If Things Go from Bad to Worse…
A number of factors could affect this calculus. The increasing tensions between the United States and China over the coronavirus, Hong Kong, and trade point to a growing risk of diplomatic confrontation that could play out in unpredictable ways, particularly given the Trump Administration’s erratic foreign policy and American election year politics. Beijing might be tempted to take a page from the Russian playbook and seek to make political inroads in the region to push back against Washington.
For the longer term, China might reconsider its national security approach. Chinese Foreign Minister Wang Yi recently warned that a new cold war with the United States may be on the horizon.

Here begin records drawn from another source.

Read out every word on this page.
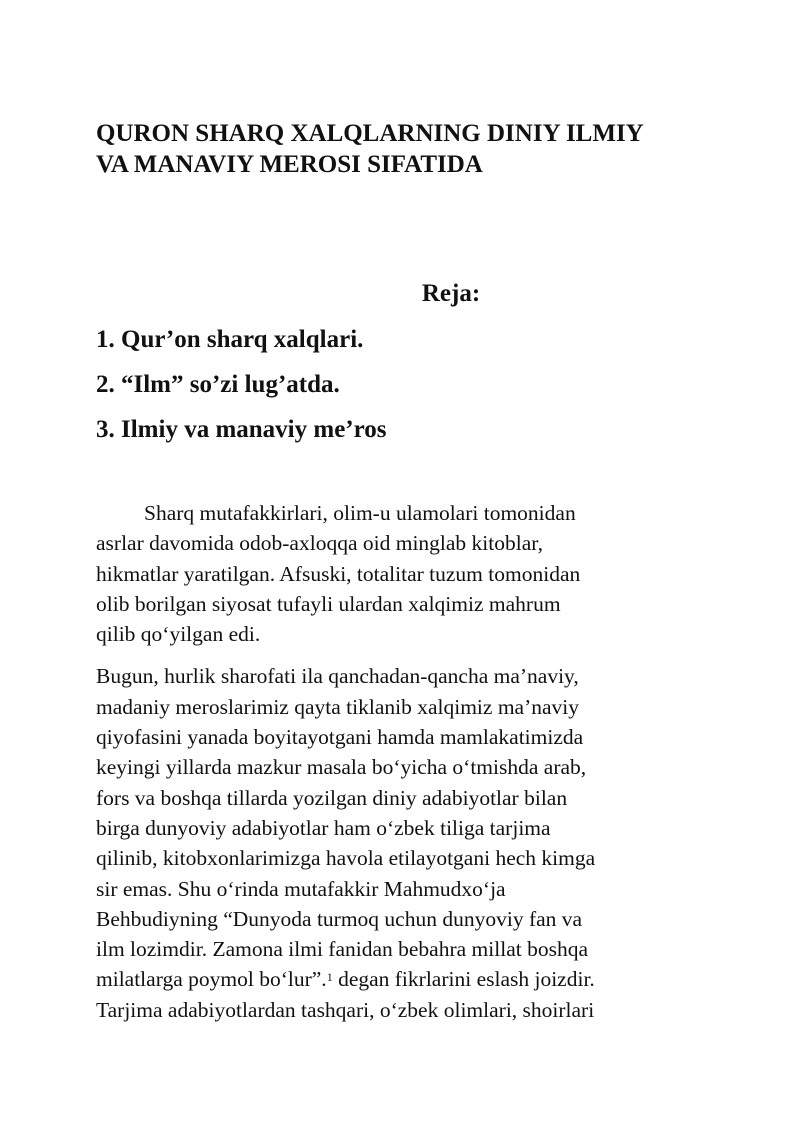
QURON SHARQ XALQLARNING DINIY ILMIY
VA MANAVIY MEROSI SIFATIDA
Reja:
1. Qur’on sharq xalqlari.
2. “Ilm” so’zi lug’atda.
3. Ilmiy va manaviy me’ros

Sharq mutafakkirlari, olim-u ulamolari tomonidan
asrlar davomida odob-axloqqa oid minglab kitoblar,
hikmatlar yaratilgan. Afsuski, totalitar tuzum tomonidan
olib borilgan siyosat tufayli ulardan xalqimiz mahrum
qilib qo‘yilgan edi.

Bugun, hurlik sharofati ila qanchadan-qancha ma’naviy,
madaniy meroslarimiz qayta tiklanib xalqimiz ma’naviy
qiyofasini yanada boyitayotgani hamda mamlakatimizda
keyingi yillarda mazkur masala bo‘yicha o‘tmishda arab,
fors va boshqa tillarda yozilgan diniy adabiyotlar bilan
birga dunyoviy adabiyotlar ham o‘zbek tiliga tarjima
qilinib, kitobxonlarimizga havola etilayotgani hech kimga
sir emas. Shu o‘rinda mutafakkir Mahmudxo‘ja
Behbudiyning “Dunyoda turmoq uchun dunyoviy fan va
ilm lozimdir. Zamona ilmi fanidan bebahra millat boshqa
milatlarga poymol bo‘lur”.$^1$ degan fikrlarini eslash joizdir.
Tarjima adabiyotlardan tashqari, o‘zbek olimlari, shoirlari
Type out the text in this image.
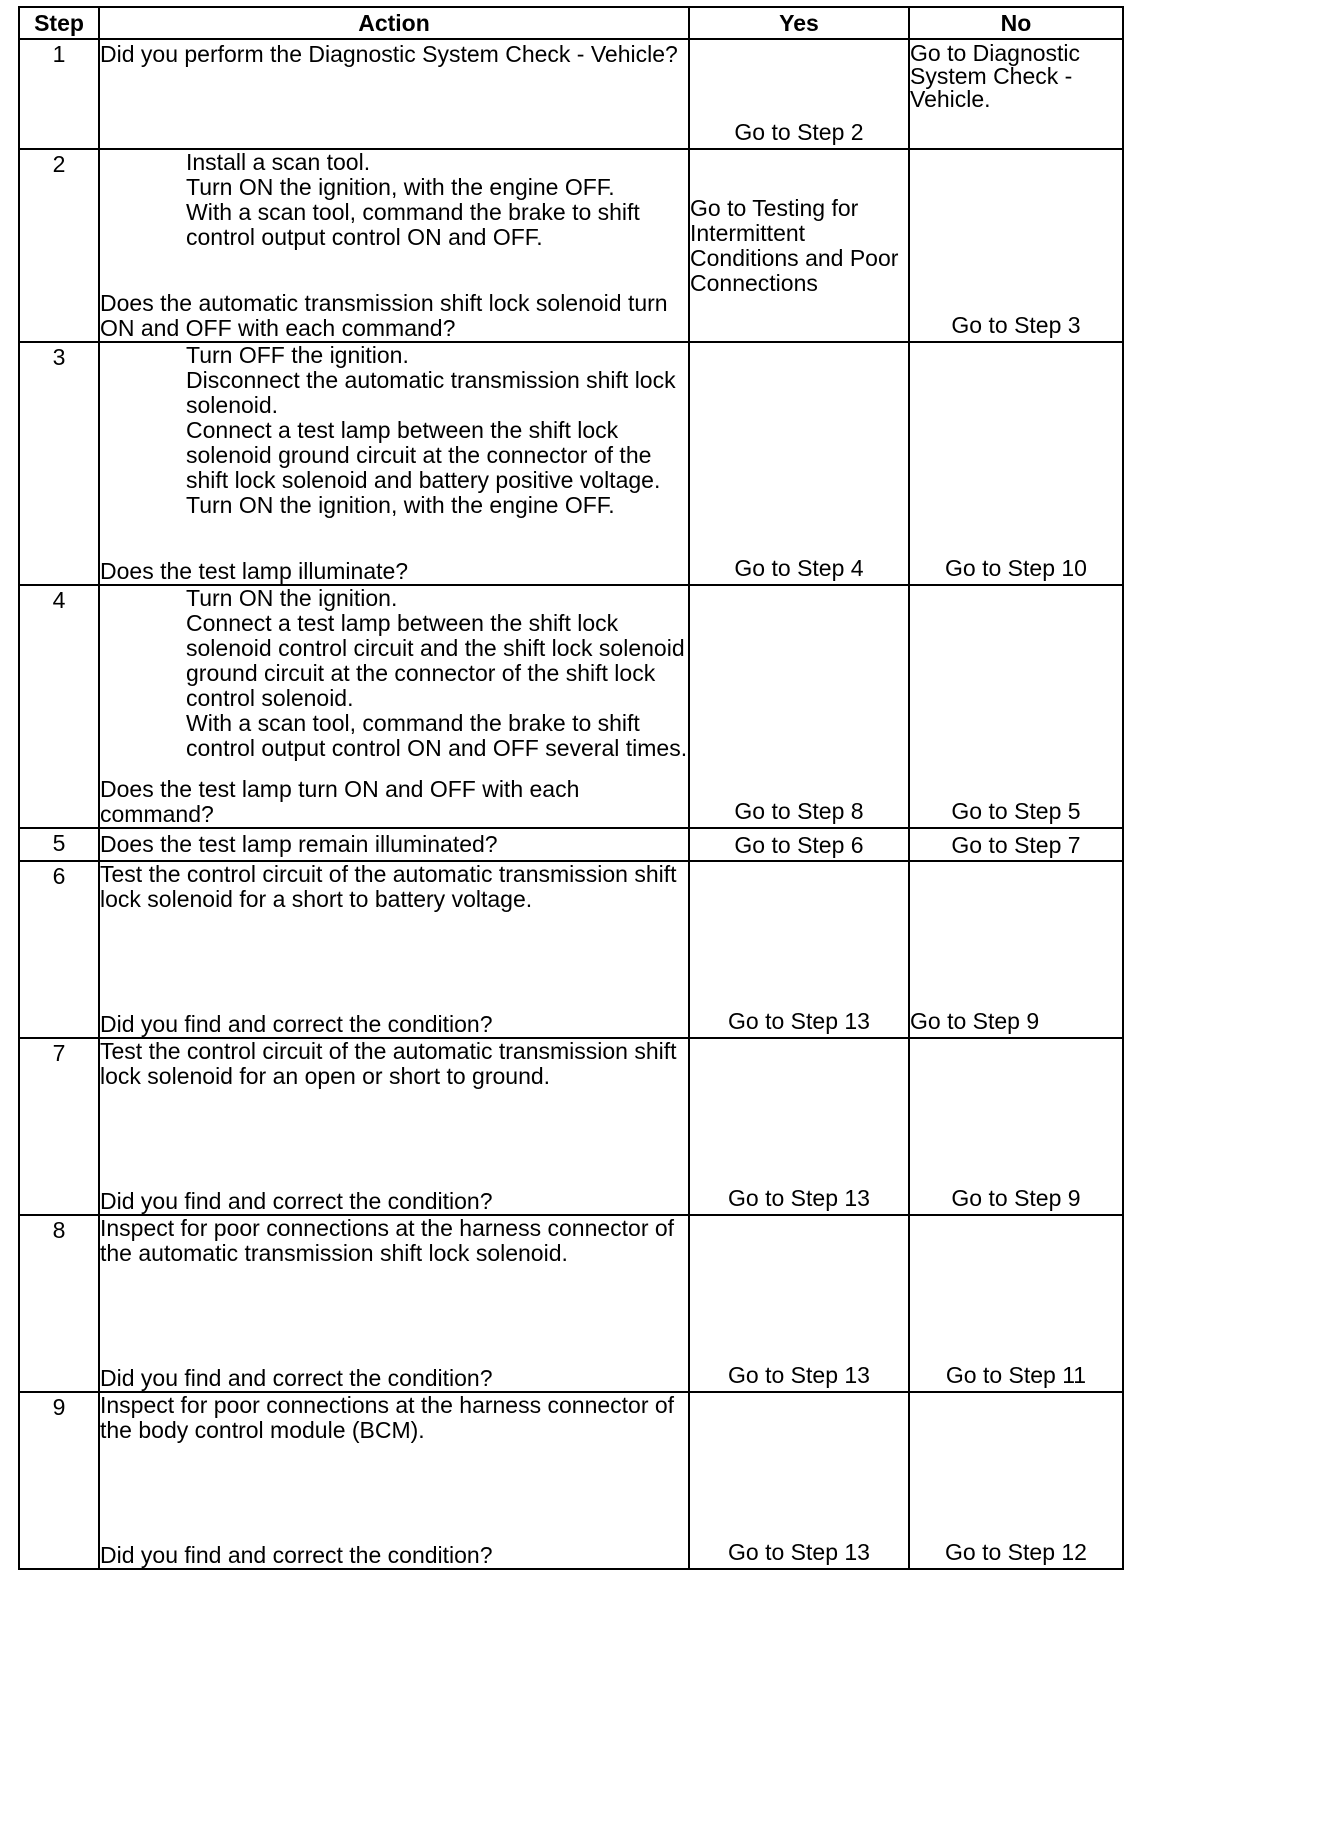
Step	Action	Yes	No
1	Did you perform the Diagnostic System Check - Vehicle?	Go to Step 2	Go to Diagnostic System Check - Vehicle.

2	Install a scan tool.
Turn ON the ignition, with the engine OFF.
With a scan tool, command the brake to shift control output control ON and OFF.
Does the automatic transmission shift lock solenoid turn ON and OFF with each command?	Go to Testing for Intermittent Conditions and Poor Connections	Go to Step 3

3	Turn OFF the ignition.
Disconnect the automatic transmission shift lock solenoid.
Connect a test lamp between the shift lock solenoid ground circuit at the connector of the shift lock solenoid and battery positive voltage.
Turn ON the ignition, with the engine OFF.
Does the test lamp illuminate?	Go to Step 4	Go to Step 10

4	Turn ON the ignition.
Connect a test lamp between the shift lock solenoid control circuit and the shift lock solenoid ground circuit at the connector of the shift lock control solenoid.
With a scan tool, command the brake to shift control output control ON and OFF several times.
Does the test lamp turn ON and OFF with each command?	Go to Step 8	Go to Step 5

5	Does the test lamp remain illuminated?	Go to Step 6	Go to Step 7

6	Test the control circuit of the automatic transmission shift lock solenoid for a short to battery voltage.
Did you find and correct the condition?	Go to Step 13	Go to Step 9

7	Test the control circuit of the automatic transmission shift lock solenoid for an open or short to ground.
Did you find and correct the condition?	Go to Step 13	Go to Step 9

8	Inspect for poor connections at the harness connector of the automatic transmission shift lock solenoid.
Did you find and correct the condition?	Go to Step 13	Go to Step 11

9	Inspect for poor connections at the harness connector of the body control module (BCM).
Did you find and correct the condition?	Go to Step 13	Go to Step 12
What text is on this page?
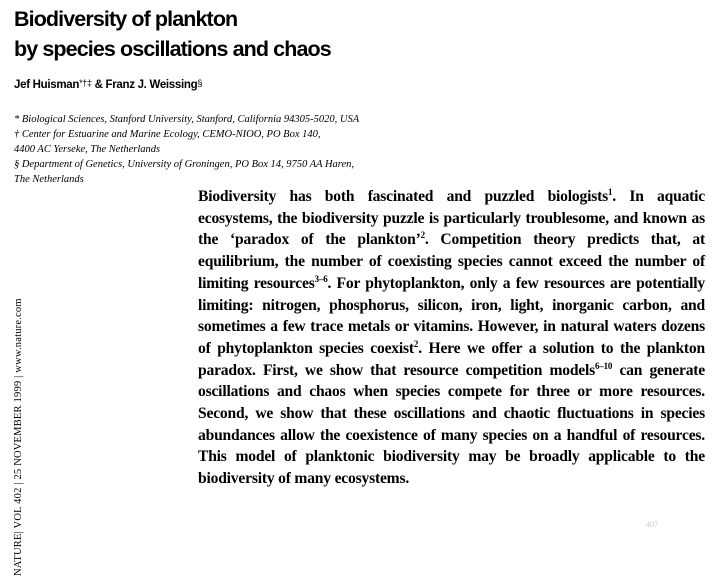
Biodiversity of plankton
by species oscillations and chaos
Jef Huisman*†‡ & Franz J. Weissing§
* Biological Sciences, Stanford University, Stanford, California 94305-5020, USA
† Center for Estuarine and Marine Ecology, CEMO-NIOO, PO Box 140,
4400 AC Yerseke, The Netherlands
§ Department of Genetics, University of Groningen, PO Box 14, 9750 AA Haren,
The Netherlands

Biodiversity has both fascinated and puzzled biologists$^1$. In aquatic ecosystems, the biodiversity puzzle is particularly troublesome, and known as the ‘paradox of the plankton’$^2$. Competition theory predicts that, at equilibrium, the number of coexisting species cannot exceed the number of limiting resources$^{3-6}$. For phytoplankton, only a few resources are potentially limiting: nitrogen, phosphorus, silicon, iron, light, inorganic carbon, and sometimes a few trace metals or vitamins. However, in natural waters dozens of phytoplankton species coexist$^2$. Here we offer a solution to the plankton paradox. First, we show that resource competition models$^{6-10}$ can generate oscillations and chaos when species compete for three or more resources. Second, we show that these oscillations and chaotic fluctuations in species abundances allow the coexistence of many species on a handful of resources. This model of planktonic biodiversity may be broadly applicable to the biodiversity of many ecosystems.

NATURE| VOL 402 | 25 NOVEMBER 1999 | www.nature.com	407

Were this to become more reality than rhetoric, in the Middle East region it could take the form of increased Chinese efforts to expand its security role through increased arms sales and access agreements, as well as stepped-up efforts to advance economic ties. All this might be accompanied by information campaigns to valorize Chinese cultural and political ties with countries of the region, while hinting at US unreliability as an ally. China’s coronavirus diplomacy demonstrates how such efforts could reap easy dividends while drawing unflattering (if unspoken) comparisons to the United States.
While replacing the United States appears neither desirable (from Beijing’s point of view) nor practical in the short-to-medium term, China is reasonably well positioned to be more of a force to be reckoned with in the region. By opportunistically capitalizing on Washington’s mistakes, Moscow has done just that, and Beijing might take a lesson from its experience. If a new cold war pitting China against the United States is coming, the Middle East is poised to become a prime venue.